Protocols: Optimized CRISPR system for genome editing in zebrafish

Publications

CRISPR-Cas9 protocol in Cold Spring Harbor Protocol

Optimized CRISPR-Cas9 System for Genome Editing in zebrafish: Charles E. Vejnar, Miguel A. Moreno-Mateos, Daniel Cifuentes, Ariel A. Bazzini, Antonio J. Giraldez; Cold Spring Harbor Protocols 2016; doi:10.1101/pdb.prot086850; PMID:27698232

The CRISPR-Cas9 protocol is introduced in:

Optimization Strategies for the CRISPR–Cas9 Genome-Editing System: Charles E. Vejnar, Miguel A. Moreno-Mateos, Daniel Cifuentes, Ariel A. Bazzini, Antonio J. Giraldez; Cold Spring Harbor Protocols 2016; doi:10.1101/pdb.top090894; PMID:27698246

CRISPR-Cas12a (Cpf1) protocol in Methods

Optimized CRISPR-Cpf1 system for genome editing in zebrafish: Juan P. Fernandez, Charles E. Vejnar, Antonio J. Giraldez, Romain Rouet, Miguel A. Moreno-Mateos; Methods 2018; doi:10.1016/j.ymeth.2018.06.014; PMID:29964176

Mut-Seq pipeline installation

Requirements
- Python 3.2 (or more recent). A convenient Python installer like Anaconda can be used.
- Download and install the GMAP read aligner.
Download Mut-Seq package. Do not unzip it; this Python ZIP application contains Mut-Seq script and dependencies and can be used with Python directly (see example below). If needed, source code is available under the MPLv2 licence.

Mut-Seq example

Download and unzip example source with:
```
unzip -d mutseq_example example.zip
```
This archive contains:
1. loci.csv with the loci description
2. seq_run1 folder with sequencing reads as FASTQ files
3. output/report.txt is a precomputed report. A similar report should be obtained at the end of this tutorial.
Start Mut-Seq analysis with:
```
python3 mutseq.pyz -l mutseq_example/loci.csv -d mutseq_example -o report.txt --processor 4 --min_allele_reads 10
```
If you didn’t download mutseq.pyz (see previous section) to the current folder, change the path to mutseq.pyz in the command above.

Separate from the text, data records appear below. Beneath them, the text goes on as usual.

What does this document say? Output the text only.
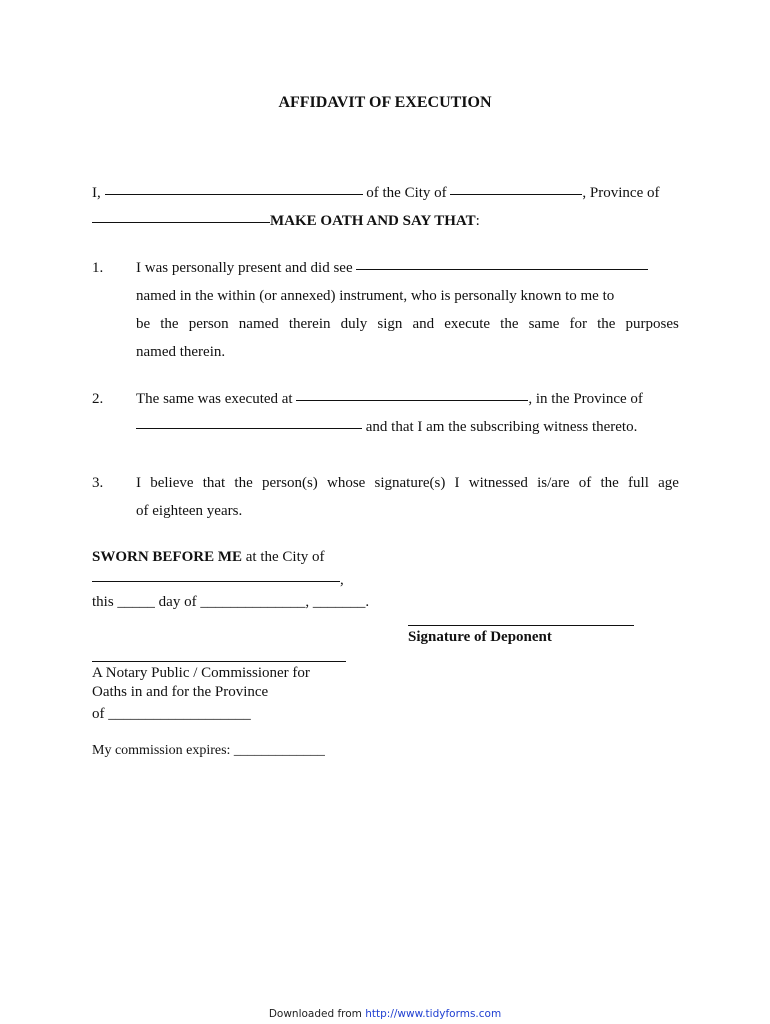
AFFIDAVIT OF EXECUTION
I,	of the City of	, Province of
MAKE OATH AND SAY THAT:
1. I was personally present and did see
named in the within (or annexed) instrument, who is personally known to me to
be the person named therein duly sign and execute the same for the purposes
named therein.
2. The same was executed at	, in the Province of
and that I am the subscribing witness thereto.
3. I believe that the person(s) whose signature(s) I witnessed is/are of the full age
of eighteen years.
SWORN BEFORE ME at the City of
,
this _____ day of ______________, _______.
Signature of Deponent
A Notary Public / Commissioner for
Oaths in and for the Province
of ___________________
My commission expires: _____________
Downloaded from http://www.tidyforms.com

While running, output should look like:

14:10 - Parsing mutseq_example/loci.csv: 1 loci and 1 sample(s) found.
14:10 - Creating index in .
14:10 - Aligning seq_run1
14:10 - Loading file(s): mutseq_example/seq_run1/AG00792_R1_001.fastq.gz
14:10 - Starting GMAP (seq_run1,R1) with ['gmap', '--dir', '.', '--db', 'index', '--min-intronlength', '1600', '--allow-close-indels', '2', '--npaths', '1', '--ordered', '--input-buffer-size', '12000', '--batch', '4', '--format', 'samse', '--nthreads', '4']
14:10 - Loading file(s): mutseq_example/seq_run1/AG00792_R2_001.fastq.gz
14:10 - Starting GMAP (seq_run1,R2) with ['gmap', '--dir', '.', '--db', 'index', '--min-intronlength', '1600', '--allow-close-indels', '2', '--npaths', '1', '--ordered', '--input-buffer-size', '12000', '--batch', '4', '--format', 'samse', '--nthreads', '4']
14:11 - Detecting allele in seq_run1
14:11 - Writing report in report.txt

Results will be in report.txt. It should be identical to the report in output/ folder from the example archive.